All my decisions were made “as a family.” We all sat down at the kitchen table and discussed my decision. What a sham! We all knew I was going to do what they wanted. The ramifications of rebellion were too horrible to contemplate. (Trauma bonding anyone!?!) I lived in fear of their rage, terrified they would bust me back to childhood if I didn’t do exactly what they wanted. Take away my keys. Lock me in the house. It wasn’t an altogether unreasonable fear. They had forced me to quit a job when I was twenty-three, not even allowing me to drive myself to my own exit interview.
Even after they allowed me to move out in my thirties, Mom would still look deeply into my eyes and worriedly inquire, “Are you eating? Are you sleeping enough!?!” Nope. I just sit around here hungry and tired and wondering what the Hell to do about it. Gggrrrrrrr. (In my own home I could actually cook without being interrogated and begrudged the power to cook my food and sleep, nap and relax in frickin’ peace without the inevitable knocks on the door and cries of “Are you OKAY!?!)
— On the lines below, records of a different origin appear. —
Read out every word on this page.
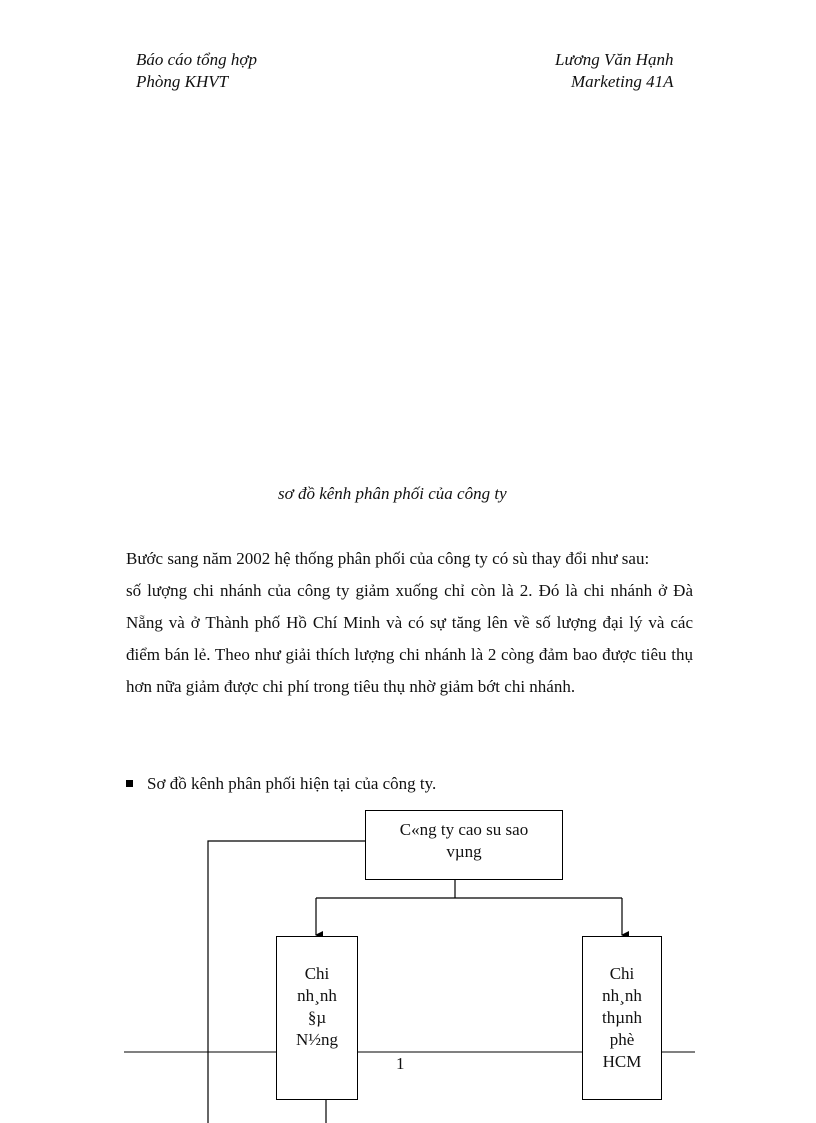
Báo cáo tổng hợp
Phòng KHVT
Lương Văn Hạnh
Marketing 41A
sơ đồ kênh phân phối của công ty

Bước sang năm 2002 hệ thống phân phối của công ty có sù thay đổi như sau:

số lượng chi nhánh của công ty giảm xuống chỉ còn là 2. Đó là chi nhánh ở Đà Nẵng và ở Thành phố Hồ Chí Minh và có sự tăng lên về số lượng đại lý và các điểm bán lẻ. Theo như giải thích lượng chi nhánh là 2 còng đảm bao được tiêu thụ hơn nữa giảm được chi phí trong tiêu thụ nhờ giảm bớt chi nhánh.

Sơ đồ kênh phân phối hiện tại của công ty.
C«ng ty cao su sao
vµng
Chi
nh¸nh
§µ
N½ng
Chi
nh¸nh
thµnh
phè
HCM
1
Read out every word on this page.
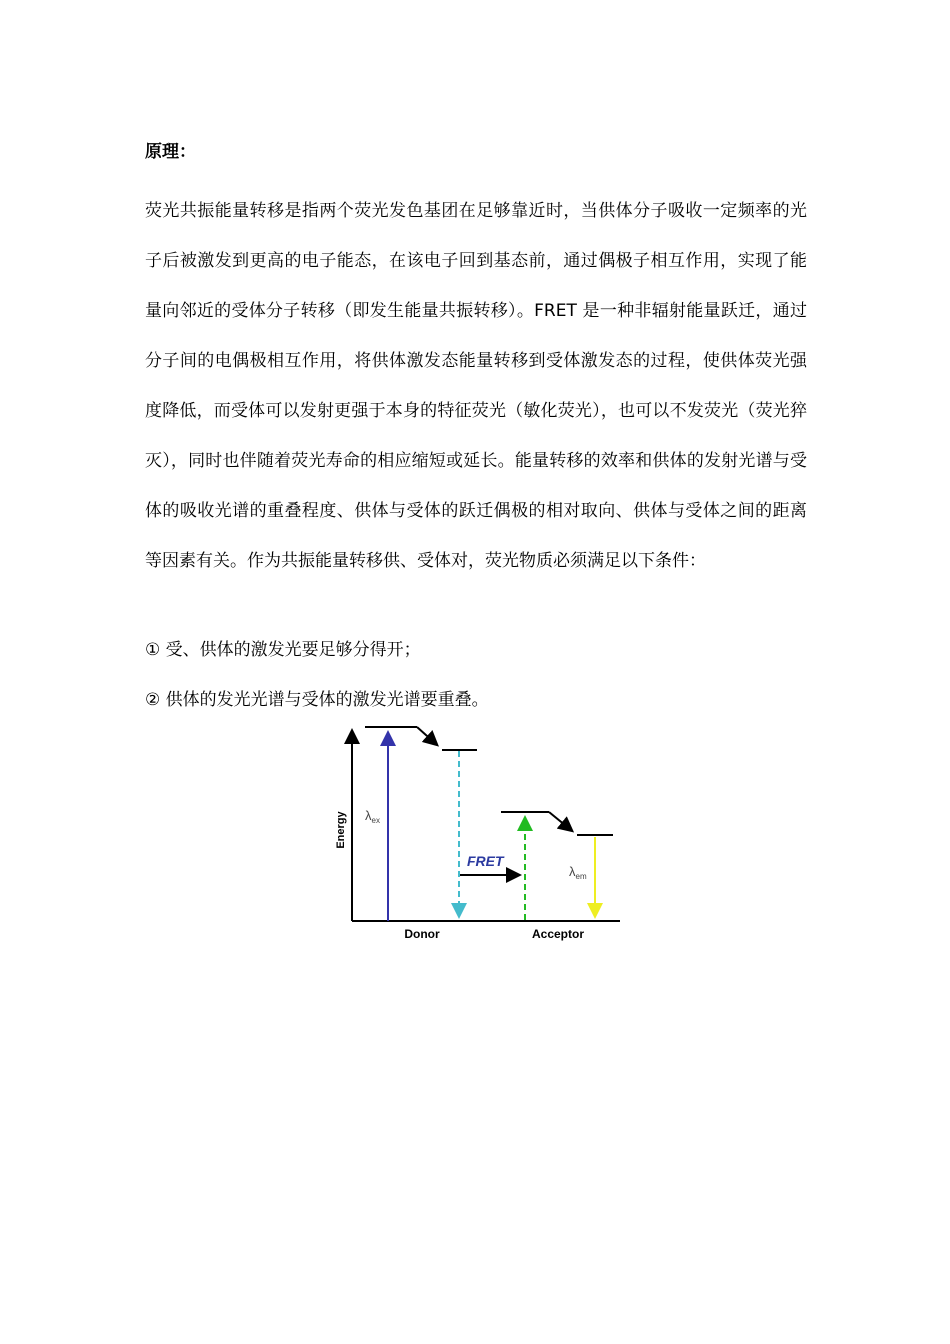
原理：

荧光共振能量转移是指两个荧光发色基团在足够靠近时，当供体分子吸收一定频率的光子后被激发到更高的电子能态，在该电子回到基态前，通过偶极子相互作用，实现了能量向邻近的受体分子转移（即发生能量共振转移）。FRET 是一种非辐射能量跃迁，通过分子间的电偶极相互作用，将供体激发态能量转移到受体激发态的过程，使供体荧光强度降低，而受体可以发射更强于本身的特征荧光（敏化荧光），也可以不发荧光（荧光猝灭），同时也伴随着荧光寿命的相应缩短或延长。能量转移的效率和供体的发射光谱与受体的吸收光谱的重叠程度、供体与受体的跃迁偶极的相对取向、供体与受体之间的距离等因素有关。作为共振能量转移供、受体对，荧光物质必须满足以下条件：

① 受、供体的激发光要足够分得开；
② 供体的发光光谱与受体的激发光谱要重叠。
Energy $\lambda_{ex}$
FRET
$\lambda_{em}$
Donor	Acceptor
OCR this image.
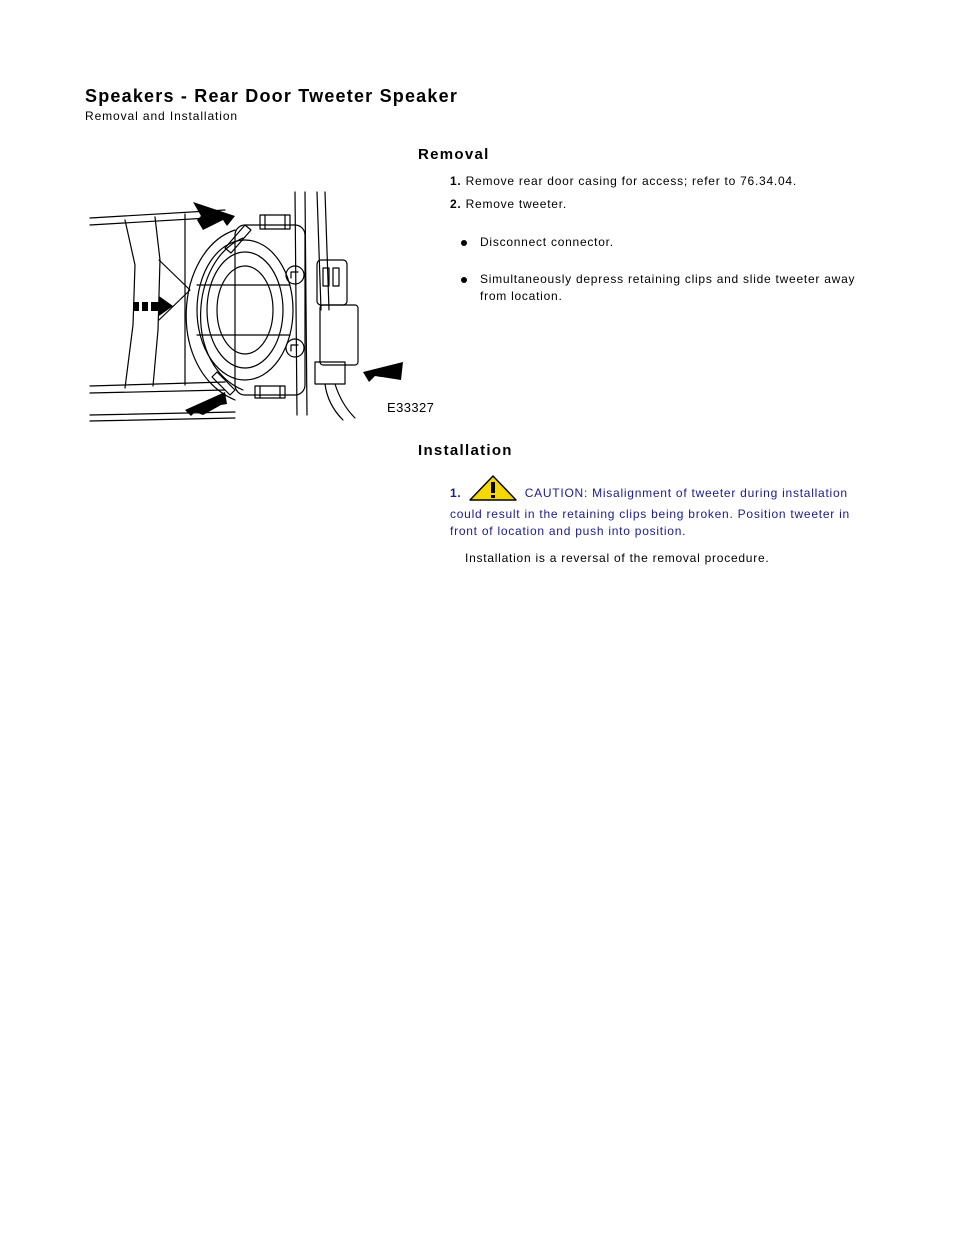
Speakers - Rear Door Tweeter Speaker
Removal and Installation
Removal
E33327
1. Remove rear door casing for access; refer to 76.34.04.
2. Remove tweeter.
Disconnect connector.
Simultaneously depress retaining clips and slide tweeter away from location.
Installation
1.	CAUTION: Misalignment of tweeter during installation could result in the retaining clips being broken. Position tweeter in front of location and push into position.
Installation is a reversal of the removal procedure.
I was thirty-four before I discovered that my “irrational” fears were groundless. My parents had no legal power to hold me against my will, force me to sell my house and move back in with them or my greatest fear, take me away from my husband. Stupidly, I thought they could do all of that.
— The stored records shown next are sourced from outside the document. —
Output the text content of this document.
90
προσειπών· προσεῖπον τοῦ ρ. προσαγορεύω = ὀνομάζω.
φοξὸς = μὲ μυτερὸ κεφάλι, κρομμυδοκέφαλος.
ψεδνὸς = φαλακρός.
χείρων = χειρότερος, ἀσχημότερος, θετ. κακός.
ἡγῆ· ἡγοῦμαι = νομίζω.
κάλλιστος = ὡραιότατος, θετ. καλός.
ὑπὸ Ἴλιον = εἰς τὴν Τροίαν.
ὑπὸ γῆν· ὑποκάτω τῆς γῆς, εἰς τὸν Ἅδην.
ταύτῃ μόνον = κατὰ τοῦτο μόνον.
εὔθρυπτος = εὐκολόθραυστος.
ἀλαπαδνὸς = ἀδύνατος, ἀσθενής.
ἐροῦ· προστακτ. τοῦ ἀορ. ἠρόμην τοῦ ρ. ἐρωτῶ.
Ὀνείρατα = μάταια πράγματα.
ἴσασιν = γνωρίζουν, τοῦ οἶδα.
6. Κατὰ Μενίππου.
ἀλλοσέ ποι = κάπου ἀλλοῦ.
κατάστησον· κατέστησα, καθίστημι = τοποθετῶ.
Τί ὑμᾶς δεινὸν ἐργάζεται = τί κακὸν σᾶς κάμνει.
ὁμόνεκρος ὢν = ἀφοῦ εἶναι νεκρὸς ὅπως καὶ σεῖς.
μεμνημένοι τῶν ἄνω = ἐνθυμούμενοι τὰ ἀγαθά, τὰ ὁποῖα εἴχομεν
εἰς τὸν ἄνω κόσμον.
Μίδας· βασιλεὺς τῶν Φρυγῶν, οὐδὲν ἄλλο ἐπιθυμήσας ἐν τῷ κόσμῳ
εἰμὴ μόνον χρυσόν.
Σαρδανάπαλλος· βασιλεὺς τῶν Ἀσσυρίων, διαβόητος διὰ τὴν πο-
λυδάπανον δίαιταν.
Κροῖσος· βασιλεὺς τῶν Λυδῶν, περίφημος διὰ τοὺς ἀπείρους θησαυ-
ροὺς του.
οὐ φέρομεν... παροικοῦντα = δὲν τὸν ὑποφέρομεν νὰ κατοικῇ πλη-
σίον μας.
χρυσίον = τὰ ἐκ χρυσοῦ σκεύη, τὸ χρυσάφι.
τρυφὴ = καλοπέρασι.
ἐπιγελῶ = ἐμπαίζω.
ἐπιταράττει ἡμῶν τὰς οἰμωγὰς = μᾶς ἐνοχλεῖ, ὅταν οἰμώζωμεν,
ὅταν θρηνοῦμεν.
Have you ever been paralyzed, utterly unable to make a decision, act, go-for-it? That’s the result of enforced neediness.
We’ve been taught to utterly doubt our decision making process. We’ve been gaslighted into distrusting the evidence of our own senses. The words we say. The feelings we have. Our memories. Our intuition and gut instincts. We been manipulated into utterly distrusting ourselves and believing there’s something wrong with us. We are inherently the flotsam and jetsam of life. The dregs at the bottom of a bottle of wine. We are, as Emma Lazarus called it, “The wretched refuse of your teeming shore.” (And we wonder why we have low self-esteem!?!)
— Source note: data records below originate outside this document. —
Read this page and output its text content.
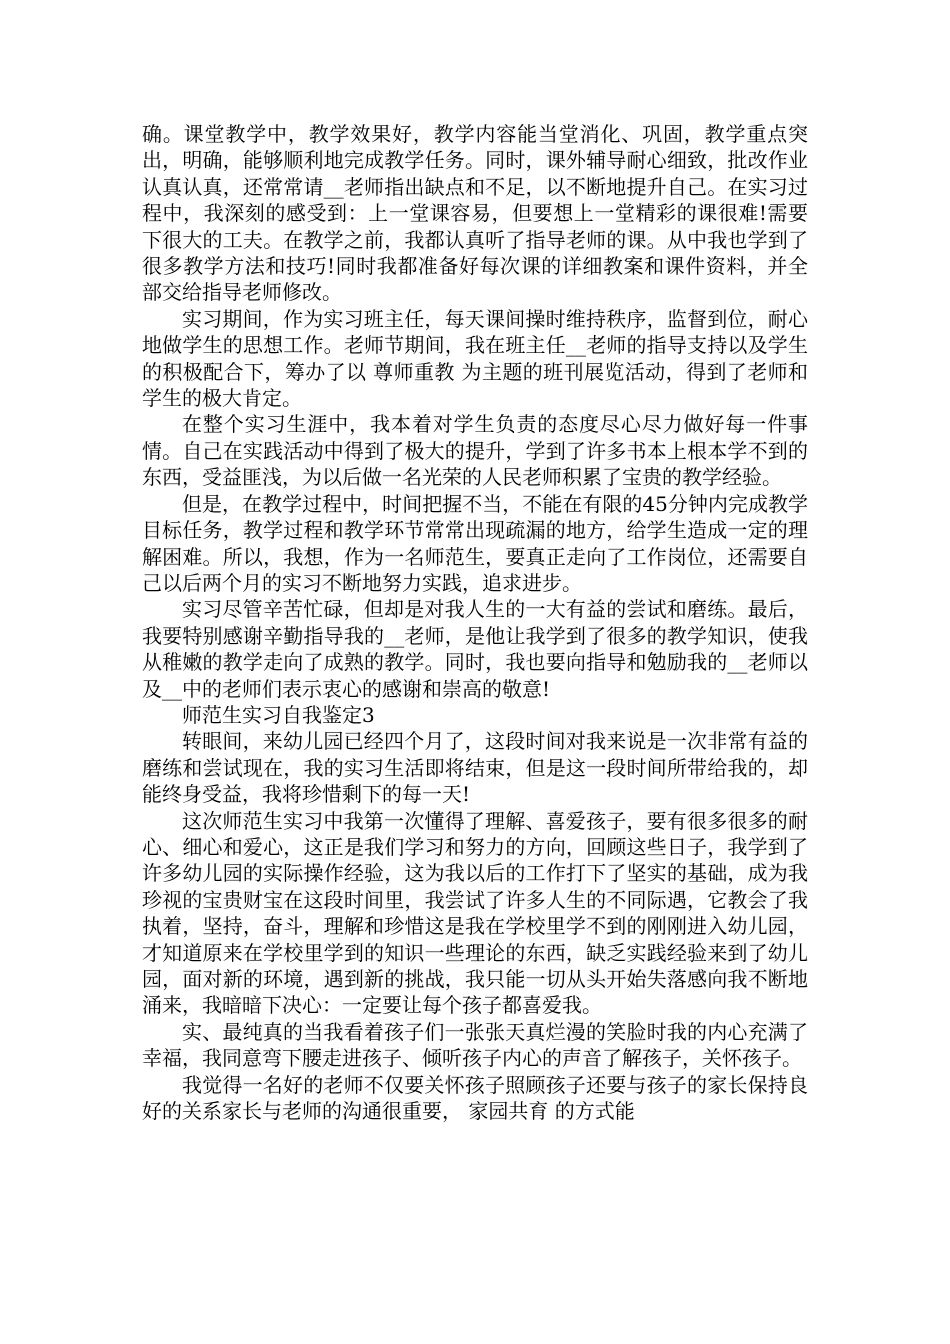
确。课堂教学中，教学效果好，教学内容能当堂消化、巩固，教学重点突出，明确，能够顺利地完成教学任务。同时，课外辅导耐心细致，批改作业认真认真，还常常请__老师指出缺点和不足，以不断地提升自己。在实习过程中，我深刻的感受到：上一堂课容易，但要想上一堂精彩的课很难!需要下很大的工夫。在教学之前，我都认真听了指导老师的课。从中我也学到了很多教学方法和技巧!同时我都准备好每次课的详细教案和课件资料，并全部交给指导老师修改。

实习期间，作为实习班主任，每天课间操时维持秩序，监督到位，耐心地做学生的思想工作。老师节期间，我在班主任__老师的指导支持以及学生的积极配合下，筹办了以 尊师重教 为主题的班刊展览活动，得到了老师和学生的极大肯定。

在整个实习生涯中，我本着对学生负责的态度尽心尽力做好每一件事情。自己在实践活动中得到了极大的提升，学到了许多书本上根本学不到的东西，受益匪浅，为以后做一名光荣的人民老师积累了宝贵的教学经验。

但是，在教学过程中，时间把握不当，不能在有限的45分钟内完成教学目标任务，教学过程和教学环节常常出现疏漏的地方，给学生造成一定的理解困难。所以，我想，作为一名师范生，要真正走向了工作岗位，还需要自己以后两个月的实习不断地努力实践，追求进步。

实习尽管辛苦忙碌，但却是对我人生的一大有益的尝试和磨练。最后，我要特别感谢辛勤指导我的__老师，是他让我学到了很多的教学知识，使我从稚嫩的教学走向了成熟的教学。同时，我也要向指导和勉励我的__老师以及__中的老师们表示衷心的感谢和崇高的敬意!

师范生实习自我鉴定3

转眼间，来幼儿园已经四个月了，这段时间对我来说是一次非常有益的磨练和尝试现在，我的实习生活即将结束，但是这一段时间所带给我的，却能终身受益，我将珍惜剩下的每一天!

这次师范生实习中我第一次懂得了理解、喜爱孩子，要有很多很多的耐心、细心和爱心，这正是我们学习和努力的方向，回顾这些日子，我学到了许多幼儿园的实际操作经验，这为我以后的工作打下了坚实的基础，成为我珍视的宝贵财宝在这段时间里，我尝试了许多人生的不同际遇，它教会了我执着，坚持，奋斗，理解和珍惜这是我在学校里学不到的刚刚进入幼儿园，才知道原来在学校里学到的知识一些理论的东西，缺乏实践经验来到了幼儿园，面对新的环境，遇到新的挑战，我只能一切从头开始失落感向我不断地涌来，我暗暗下决心：一定要让每个孩子都喜爱我。

实、最纯真的当我看着孩子们一张张天真烂漫的笑脸时我的内心充满了幸福，我同意弯下腰走进孩子、倾听孩子内心的声音了解孩子，关怀孩子。

我觉得一名好的老师不仅要关怀孩子照顾孩子还要与孩子的家长保持良好的关系家长与老师的沟通很重要， 家园共育 的方式能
At least, that’s how it feels. And that’s why you find yourself in Aisle 23 of Wal-Mart in an utter mental paralysis unable to choose what kind of floor mop to buy. Whether to buy jumbo, large or extra-large eggs. What % of milk to buy. We don’t know off-hand what we want, only what others want. Our preferences have been buried so long, it takes a shovel to figure out what they are.
And how to do things!?! Your Enforcer probably told you exactly how to do everything. Faced with a situation they didn’t address, we become paralyzed again. It’s taken years for me to figure out how I prefer to clean my house and do my laundry. It took bare-knuckled courage to make my own decisions without the “committee” convening to make my decisions for me.
NEEDY NO MORE!
It may take a few years, but here’s the good news: YOU ARE UTTERLY and COMPLETELY ABLE TO RUN YOUR OWN LIFE…and do a damn good job of it too!
Your intuition is trustworthy. Your observations correct. Your memories spot-on. Your decisions wise and well thought-out.
You were always equal to the job of being you. Your Neediness Enforcer is actually the one with the problem. They buoyed their own shaky self-esteem by “having all the answers” for you. And what a boost it was. But you didn’t need it. And their so-called “answers” were probably dribbling drivel anyways, weren’t they?
You aren’t needy…and you never were. Not really. It was just an act we learned…and now are un-learning! Viva Independence!